また立正安国論は、太平洋戦争の際に立正報国運動として展開され、結果として戦争拡大に加担することになったという批判も根強くあるようです。私はこの小説を読んだことをきっかけに日蓮宗についてちょっと調べてみただけの素人ですから軽々に判断はできませんが、それが日蓮さんの本意とはやはり思えませんから、さぞかしお怒りなんじゃないでしょうかね。
立正大学という東京五反田にある大学は名前の通り日蓮宗直系の大学ですが、他にも仏教系の大学は沢山あります。
父の葬儀の際に我が家の宗派を調べて、我が家が浄土真宗の中でも西本願寺派であること、そして龍谷大学はそこが運営する大学だということを初めて知ったのですが、今回日本の仏教系大学を紹介する記事を見つけました。それによると、
日蓮宗:立正大学、身延山大学(文教大学、日本福祉大学)
真言宗:高野山大学、種智院大学
浄土宗:佛教大学(京都文教大学、埼玉工業大学、東海学園大学、京都華頂大学、淑徳大学)
浄土真宗西本願寺系:龍谷大学、相愛大学(京都女子大学、武蔵野大学、岐阜聖徳学園大学、兵庫大学、筑紫女学園大学)

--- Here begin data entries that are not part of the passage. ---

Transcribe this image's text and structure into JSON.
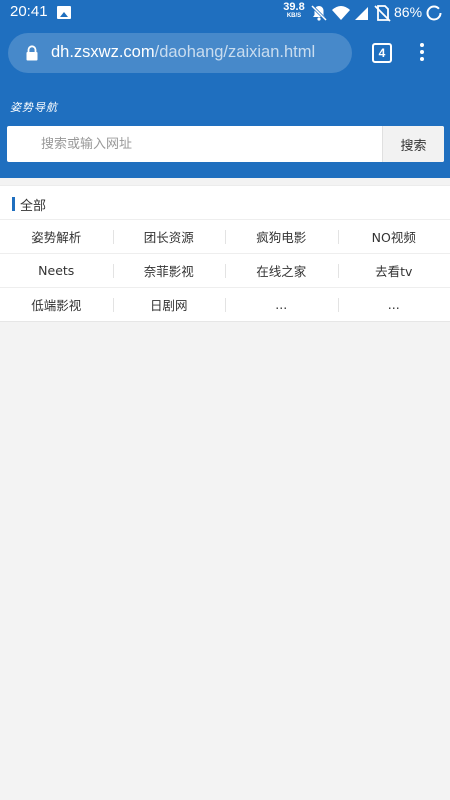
{
  "status_bar": {
    "time": "20:41",
    "net_speed": "39.8",
    "net_speed_unit": "KB/S",
    "battery": "86%"
  },
  "browser": {
    "url_domain": "dh.zsxwz.com",
    "url_path": "/daohang/zaixian.html",
    "tab_count": "4"
  },
  "site": {
    "logo": "姿势导航",
    "search_placeholder": "搜索或输入网址",
    "search_button": "搜索"
  },
  "category": {
    "title": "全部",
    "rows": [
      [
        "姿势解析",
        "团长资源",
        "疯狗电影",
        "NO视频"
      ],
      [
        "Neets",
        "奈菲影视",
        "在线之家",
        "去看tv"
      ],
      [
        "低端影视",
        "日剧网",
        "...",
        "..."
      ]
    ]
  }
}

浄土真宗東本願寺系:大谷大学、同朋大学(大阪大谷大学、京都光華女子大学、愛知文教大学、札幌大谷大学)
曹洞宗:駒澤大学(愛知学院大学、東北福祉大学、駒沢女子大学、鶴見大学)
臨済宗:花園大学(常葉学園大学)
多宗派:大正大学
最初に記載した大学がいわゆる直系大学で、カッコ内はその宗派の団体が運営している系列大学、という事のようです。
抜け漏れ等あるかも知れませんが、さすがに仏教は我が国における歴史が長いですから沢山ありますし、京都を中心とした関西に多く存在するのも頷けます。
これまで、オシャレなイメージのミッション系大学とは対照的に、仏教系大学は「地味」「野暮ったい」「古い」というイメージを感じさせないために、なるべく仏教色を薄めていたのだそうです。確かに上智、立教、青学、関学、同志社など難関私大にはミッション系が並びます。
しかし最近では、西欧での日本文化人気や東洋文化・思想への関心の高まりを受けてか、仏教系を積極的に打ち出す大学も増えているのだとか。また「ミッション系大学」に対抗して「シャクソン系大学」(釈尊系)という呼び方もあるのだそうで、シャレは効いていますが、ちょっと自虐的でもありますね。